The resulting product can replace fossil fuel-derived hydrogen currently used in the chemicals and oil refining industries and potentially for new applications like power storage, steel production and shipping fuel.

Origin Energy is just the latest example of a company stepping back its plans.

Earlier this week, Norway’s Nel ASA, which makes the machines that produce green hydrogen, said that Mississippi-based Hy Stor Energy canceled an order for 1 gigawatt of equipment.

That would have been enough to build by far the biggest such project in the US. Beyond the cancellations from publicly-listed companies, smaller players are likely axing many more projects without publicity, according to Michael Liebreich, chief executive officer of Liebreich Associates and managing partner of EcoPragma Capital.

Still, Liebreich, who’s both an analyst and investor, said that could be a positive reset for the industry, allowing economically robust projects to go ahead.

“A lot of people are just walking away and it’s healthy,” Liebreich said in an interview.
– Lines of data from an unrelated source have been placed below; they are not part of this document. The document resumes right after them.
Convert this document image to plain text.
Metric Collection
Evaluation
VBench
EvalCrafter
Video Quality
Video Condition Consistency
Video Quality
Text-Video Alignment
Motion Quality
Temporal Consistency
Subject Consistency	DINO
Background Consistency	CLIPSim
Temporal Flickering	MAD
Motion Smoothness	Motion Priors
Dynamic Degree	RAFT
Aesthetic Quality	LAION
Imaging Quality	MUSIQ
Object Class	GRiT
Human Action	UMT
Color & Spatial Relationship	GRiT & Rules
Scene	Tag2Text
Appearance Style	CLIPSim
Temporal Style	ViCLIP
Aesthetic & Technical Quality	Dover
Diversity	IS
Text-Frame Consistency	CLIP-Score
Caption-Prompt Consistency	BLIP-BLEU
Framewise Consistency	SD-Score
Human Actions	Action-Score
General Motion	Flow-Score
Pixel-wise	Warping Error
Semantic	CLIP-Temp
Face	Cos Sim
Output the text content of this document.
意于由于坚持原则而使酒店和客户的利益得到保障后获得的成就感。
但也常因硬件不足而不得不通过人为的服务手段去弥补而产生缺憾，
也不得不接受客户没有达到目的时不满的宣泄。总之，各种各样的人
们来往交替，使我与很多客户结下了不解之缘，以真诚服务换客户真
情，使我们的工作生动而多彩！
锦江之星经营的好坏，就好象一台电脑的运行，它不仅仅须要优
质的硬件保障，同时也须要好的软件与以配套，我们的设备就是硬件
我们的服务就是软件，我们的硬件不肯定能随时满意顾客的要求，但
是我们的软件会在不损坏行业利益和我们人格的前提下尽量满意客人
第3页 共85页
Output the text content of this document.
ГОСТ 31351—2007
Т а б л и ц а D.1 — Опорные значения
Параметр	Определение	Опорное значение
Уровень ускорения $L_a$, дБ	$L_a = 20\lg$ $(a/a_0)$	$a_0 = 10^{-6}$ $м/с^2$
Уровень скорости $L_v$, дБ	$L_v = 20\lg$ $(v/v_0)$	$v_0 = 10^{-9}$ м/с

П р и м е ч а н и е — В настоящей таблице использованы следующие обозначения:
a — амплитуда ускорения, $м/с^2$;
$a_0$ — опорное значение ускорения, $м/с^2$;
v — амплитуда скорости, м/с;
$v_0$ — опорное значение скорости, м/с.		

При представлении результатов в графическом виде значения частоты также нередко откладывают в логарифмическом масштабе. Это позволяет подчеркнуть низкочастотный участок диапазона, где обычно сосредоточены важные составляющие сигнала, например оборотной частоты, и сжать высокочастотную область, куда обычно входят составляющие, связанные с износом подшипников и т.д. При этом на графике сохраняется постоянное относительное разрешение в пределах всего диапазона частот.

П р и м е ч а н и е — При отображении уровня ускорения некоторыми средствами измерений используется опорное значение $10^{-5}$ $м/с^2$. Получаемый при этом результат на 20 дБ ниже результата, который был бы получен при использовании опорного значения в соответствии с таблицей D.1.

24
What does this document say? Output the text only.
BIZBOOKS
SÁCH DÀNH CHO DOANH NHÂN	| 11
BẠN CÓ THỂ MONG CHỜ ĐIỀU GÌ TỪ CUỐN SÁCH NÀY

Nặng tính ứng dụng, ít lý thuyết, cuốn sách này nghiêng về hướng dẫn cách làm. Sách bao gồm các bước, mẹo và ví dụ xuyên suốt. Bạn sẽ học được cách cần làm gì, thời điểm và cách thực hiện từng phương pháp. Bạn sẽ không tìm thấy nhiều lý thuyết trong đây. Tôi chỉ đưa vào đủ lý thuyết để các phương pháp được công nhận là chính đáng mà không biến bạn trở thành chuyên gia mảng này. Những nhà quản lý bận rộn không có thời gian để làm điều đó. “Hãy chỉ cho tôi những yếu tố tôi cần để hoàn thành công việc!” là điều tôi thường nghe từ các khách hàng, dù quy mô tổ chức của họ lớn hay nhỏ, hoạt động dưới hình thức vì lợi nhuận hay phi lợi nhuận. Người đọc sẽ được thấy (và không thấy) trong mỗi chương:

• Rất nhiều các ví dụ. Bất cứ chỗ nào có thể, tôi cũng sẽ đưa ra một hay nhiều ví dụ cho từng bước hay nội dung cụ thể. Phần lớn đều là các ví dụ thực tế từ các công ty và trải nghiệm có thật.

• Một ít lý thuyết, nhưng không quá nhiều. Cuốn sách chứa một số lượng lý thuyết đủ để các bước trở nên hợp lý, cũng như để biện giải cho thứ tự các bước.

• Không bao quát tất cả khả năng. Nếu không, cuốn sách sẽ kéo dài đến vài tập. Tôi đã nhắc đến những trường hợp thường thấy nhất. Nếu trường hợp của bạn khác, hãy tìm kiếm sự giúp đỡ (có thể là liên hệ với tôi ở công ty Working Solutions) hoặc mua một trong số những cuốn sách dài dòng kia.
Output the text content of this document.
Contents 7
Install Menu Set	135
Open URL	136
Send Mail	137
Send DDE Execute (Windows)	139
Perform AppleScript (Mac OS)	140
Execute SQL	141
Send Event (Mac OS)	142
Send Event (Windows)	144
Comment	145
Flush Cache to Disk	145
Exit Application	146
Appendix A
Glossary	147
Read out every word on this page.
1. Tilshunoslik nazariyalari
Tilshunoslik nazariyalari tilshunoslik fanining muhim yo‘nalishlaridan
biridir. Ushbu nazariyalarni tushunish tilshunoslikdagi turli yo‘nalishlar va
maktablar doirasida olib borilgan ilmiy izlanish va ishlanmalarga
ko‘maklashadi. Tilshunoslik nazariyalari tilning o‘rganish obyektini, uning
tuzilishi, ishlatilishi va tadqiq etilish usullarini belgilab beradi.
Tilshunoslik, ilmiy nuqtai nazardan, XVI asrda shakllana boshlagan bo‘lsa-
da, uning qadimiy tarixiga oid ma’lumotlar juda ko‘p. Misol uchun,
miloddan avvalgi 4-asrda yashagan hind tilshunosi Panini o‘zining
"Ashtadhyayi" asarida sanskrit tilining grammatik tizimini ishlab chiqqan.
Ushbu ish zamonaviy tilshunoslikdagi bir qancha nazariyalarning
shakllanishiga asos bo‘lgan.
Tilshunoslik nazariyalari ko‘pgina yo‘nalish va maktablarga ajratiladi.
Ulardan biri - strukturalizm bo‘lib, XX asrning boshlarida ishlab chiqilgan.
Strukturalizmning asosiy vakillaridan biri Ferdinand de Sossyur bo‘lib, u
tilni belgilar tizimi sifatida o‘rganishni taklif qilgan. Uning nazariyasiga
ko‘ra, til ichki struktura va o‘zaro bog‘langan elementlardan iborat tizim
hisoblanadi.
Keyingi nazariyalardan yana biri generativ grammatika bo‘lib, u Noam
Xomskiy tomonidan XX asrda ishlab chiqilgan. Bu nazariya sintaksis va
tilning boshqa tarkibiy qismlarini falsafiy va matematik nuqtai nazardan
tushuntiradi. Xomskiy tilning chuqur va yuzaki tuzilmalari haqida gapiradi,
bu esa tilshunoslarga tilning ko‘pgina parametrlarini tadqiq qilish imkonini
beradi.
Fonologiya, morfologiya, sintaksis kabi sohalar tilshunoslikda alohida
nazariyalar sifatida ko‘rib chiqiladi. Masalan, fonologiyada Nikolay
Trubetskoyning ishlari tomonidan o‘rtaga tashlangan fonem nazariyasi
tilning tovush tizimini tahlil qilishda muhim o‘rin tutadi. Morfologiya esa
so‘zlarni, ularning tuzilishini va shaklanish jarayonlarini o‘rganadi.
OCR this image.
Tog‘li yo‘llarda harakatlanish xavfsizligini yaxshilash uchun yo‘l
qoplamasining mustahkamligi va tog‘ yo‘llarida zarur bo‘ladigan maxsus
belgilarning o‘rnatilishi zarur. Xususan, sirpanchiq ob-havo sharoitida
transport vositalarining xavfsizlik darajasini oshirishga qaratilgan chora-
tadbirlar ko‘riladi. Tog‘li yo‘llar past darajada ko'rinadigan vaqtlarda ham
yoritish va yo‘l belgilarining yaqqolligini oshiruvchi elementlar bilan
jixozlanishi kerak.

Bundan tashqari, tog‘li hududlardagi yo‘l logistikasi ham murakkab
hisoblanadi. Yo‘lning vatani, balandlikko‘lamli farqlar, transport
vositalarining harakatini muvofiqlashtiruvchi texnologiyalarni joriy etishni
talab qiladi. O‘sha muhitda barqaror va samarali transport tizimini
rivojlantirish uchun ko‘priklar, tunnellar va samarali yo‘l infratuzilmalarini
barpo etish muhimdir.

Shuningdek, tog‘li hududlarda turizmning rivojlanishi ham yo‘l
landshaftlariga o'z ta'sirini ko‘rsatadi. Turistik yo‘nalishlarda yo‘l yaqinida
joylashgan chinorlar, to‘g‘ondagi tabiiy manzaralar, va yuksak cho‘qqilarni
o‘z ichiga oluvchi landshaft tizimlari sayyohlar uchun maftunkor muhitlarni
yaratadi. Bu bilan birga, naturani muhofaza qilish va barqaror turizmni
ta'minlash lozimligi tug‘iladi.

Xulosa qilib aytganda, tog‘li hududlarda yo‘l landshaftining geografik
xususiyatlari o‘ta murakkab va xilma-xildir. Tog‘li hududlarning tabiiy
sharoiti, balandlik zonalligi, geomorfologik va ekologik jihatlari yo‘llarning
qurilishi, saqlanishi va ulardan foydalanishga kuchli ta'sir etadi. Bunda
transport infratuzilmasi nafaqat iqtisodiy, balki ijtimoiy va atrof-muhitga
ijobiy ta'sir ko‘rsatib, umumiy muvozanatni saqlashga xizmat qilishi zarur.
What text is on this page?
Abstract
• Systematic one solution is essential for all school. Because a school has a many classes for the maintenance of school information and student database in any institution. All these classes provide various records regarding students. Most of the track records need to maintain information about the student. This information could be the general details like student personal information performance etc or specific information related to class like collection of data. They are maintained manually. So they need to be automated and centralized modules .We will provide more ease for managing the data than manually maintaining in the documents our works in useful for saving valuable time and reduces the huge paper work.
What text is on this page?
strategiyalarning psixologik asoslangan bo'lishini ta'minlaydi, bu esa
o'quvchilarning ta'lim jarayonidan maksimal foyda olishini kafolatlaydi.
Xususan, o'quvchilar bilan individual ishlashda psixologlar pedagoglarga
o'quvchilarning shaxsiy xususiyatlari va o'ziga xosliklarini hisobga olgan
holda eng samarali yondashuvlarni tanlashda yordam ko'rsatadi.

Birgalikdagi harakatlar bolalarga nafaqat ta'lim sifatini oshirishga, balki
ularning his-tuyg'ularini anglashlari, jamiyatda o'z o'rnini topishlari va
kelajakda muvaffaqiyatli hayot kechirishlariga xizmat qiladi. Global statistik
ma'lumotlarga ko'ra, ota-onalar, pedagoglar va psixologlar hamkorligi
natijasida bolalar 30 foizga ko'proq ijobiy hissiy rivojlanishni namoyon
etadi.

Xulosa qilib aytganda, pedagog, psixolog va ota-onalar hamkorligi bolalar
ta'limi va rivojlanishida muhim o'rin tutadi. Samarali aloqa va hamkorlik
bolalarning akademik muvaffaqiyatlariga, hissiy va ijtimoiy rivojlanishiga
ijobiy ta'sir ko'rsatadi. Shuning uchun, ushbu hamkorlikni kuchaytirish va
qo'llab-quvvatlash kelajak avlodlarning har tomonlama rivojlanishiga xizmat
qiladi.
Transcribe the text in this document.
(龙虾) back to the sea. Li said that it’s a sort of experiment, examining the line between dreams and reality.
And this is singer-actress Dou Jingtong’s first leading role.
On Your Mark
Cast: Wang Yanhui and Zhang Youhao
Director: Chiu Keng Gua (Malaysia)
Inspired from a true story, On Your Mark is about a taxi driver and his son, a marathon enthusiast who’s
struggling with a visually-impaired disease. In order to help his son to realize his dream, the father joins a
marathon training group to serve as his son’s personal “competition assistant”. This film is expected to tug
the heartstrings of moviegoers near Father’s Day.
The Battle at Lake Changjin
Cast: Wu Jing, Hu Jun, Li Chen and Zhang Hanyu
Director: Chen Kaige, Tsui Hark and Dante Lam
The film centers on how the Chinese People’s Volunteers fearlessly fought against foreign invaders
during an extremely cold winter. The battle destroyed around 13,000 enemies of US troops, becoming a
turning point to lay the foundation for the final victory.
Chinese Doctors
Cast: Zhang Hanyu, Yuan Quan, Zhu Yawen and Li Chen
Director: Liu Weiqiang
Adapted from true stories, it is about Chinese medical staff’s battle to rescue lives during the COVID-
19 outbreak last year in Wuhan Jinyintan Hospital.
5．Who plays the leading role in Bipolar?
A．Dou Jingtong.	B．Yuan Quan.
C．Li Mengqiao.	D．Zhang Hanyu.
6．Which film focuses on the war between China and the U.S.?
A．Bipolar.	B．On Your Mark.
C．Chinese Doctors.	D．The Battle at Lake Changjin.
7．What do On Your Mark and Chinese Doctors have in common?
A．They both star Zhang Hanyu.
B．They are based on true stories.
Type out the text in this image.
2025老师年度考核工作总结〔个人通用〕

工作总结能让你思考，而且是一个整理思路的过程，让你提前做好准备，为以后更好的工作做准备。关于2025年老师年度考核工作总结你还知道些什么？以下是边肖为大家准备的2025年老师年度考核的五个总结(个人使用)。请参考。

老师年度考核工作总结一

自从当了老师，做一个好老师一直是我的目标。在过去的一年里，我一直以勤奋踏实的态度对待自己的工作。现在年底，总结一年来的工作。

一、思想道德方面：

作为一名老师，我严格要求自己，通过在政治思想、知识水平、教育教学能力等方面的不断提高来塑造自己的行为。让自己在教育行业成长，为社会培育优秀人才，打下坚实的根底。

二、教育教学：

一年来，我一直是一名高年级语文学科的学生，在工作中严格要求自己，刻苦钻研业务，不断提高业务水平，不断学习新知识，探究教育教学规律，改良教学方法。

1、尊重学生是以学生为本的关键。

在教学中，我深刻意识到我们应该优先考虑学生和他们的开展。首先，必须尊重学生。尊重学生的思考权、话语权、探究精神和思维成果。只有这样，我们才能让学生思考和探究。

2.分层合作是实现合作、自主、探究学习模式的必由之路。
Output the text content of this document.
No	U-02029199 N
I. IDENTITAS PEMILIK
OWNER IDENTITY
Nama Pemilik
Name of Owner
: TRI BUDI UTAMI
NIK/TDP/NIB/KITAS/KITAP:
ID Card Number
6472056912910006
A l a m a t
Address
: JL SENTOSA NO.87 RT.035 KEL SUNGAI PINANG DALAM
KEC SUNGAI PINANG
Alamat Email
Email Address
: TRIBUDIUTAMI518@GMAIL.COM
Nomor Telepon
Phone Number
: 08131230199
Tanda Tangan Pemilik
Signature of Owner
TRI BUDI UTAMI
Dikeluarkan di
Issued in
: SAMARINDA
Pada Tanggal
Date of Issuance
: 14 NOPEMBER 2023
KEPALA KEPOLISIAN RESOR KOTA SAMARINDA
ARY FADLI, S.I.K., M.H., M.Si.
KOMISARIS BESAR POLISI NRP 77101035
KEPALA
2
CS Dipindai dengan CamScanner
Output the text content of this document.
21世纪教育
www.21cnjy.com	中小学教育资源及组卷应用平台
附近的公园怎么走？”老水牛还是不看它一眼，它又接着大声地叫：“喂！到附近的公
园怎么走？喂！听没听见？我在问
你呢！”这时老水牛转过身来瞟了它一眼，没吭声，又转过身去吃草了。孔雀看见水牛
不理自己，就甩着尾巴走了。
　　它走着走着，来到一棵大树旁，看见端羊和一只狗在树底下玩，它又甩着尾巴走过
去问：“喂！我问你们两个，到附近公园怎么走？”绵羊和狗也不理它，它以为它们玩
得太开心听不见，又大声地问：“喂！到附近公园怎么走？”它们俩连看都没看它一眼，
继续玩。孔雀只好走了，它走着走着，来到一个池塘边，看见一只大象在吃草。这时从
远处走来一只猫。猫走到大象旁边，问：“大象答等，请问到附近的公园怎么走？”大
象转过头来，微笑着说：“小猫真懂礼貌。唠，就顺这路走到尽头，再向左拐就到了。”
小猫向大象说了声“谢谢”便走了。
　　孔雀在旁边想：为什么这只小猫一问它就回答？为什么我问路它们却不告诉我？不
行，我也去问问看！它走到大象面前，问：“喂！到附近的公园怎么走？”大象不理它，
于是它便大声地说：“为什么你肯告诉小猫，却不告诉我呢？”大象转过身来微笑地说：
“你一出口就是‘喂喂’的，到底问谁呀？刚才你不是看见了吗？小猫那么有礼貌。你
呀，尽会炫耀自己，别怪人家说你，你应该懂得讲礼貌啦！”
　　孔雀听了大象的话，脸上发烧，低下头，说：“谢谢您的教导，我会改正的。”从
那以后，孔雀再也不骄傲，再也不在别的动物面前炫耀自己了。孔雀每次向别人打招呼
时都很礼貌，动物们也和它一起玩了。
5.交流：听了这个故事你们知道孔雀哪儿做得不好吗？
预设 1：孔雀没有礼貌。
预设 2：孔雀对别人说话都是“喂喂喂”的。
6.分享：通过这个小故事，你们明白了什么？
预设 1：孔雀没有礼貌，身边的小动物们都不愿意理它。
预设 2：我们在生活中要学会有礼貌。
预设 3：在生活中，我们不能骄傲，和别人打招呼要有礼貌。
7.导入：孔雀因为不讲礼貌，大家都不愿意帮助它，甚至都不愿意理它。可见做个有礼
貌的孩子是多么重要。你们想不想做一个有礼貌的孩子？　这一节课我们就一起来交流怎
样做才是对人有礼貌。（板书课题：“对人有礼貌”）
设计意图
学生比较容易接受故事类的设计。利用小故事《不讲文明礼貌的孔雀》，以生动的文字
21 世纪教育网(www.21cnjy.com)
“The more realism there is, the better, because we can focus time, capital and talent on things that will work rather than on things that won’t work.

” Production of clean hydrogen is set to jump more than 40% to reach 1 million tons in 2024, though that’s still only about 1% of current hydrogen demand globally, according to the International Energy Agency.

Projects with a further 3.4 million tons of capacity have to reach a final investment decision, the IEA found.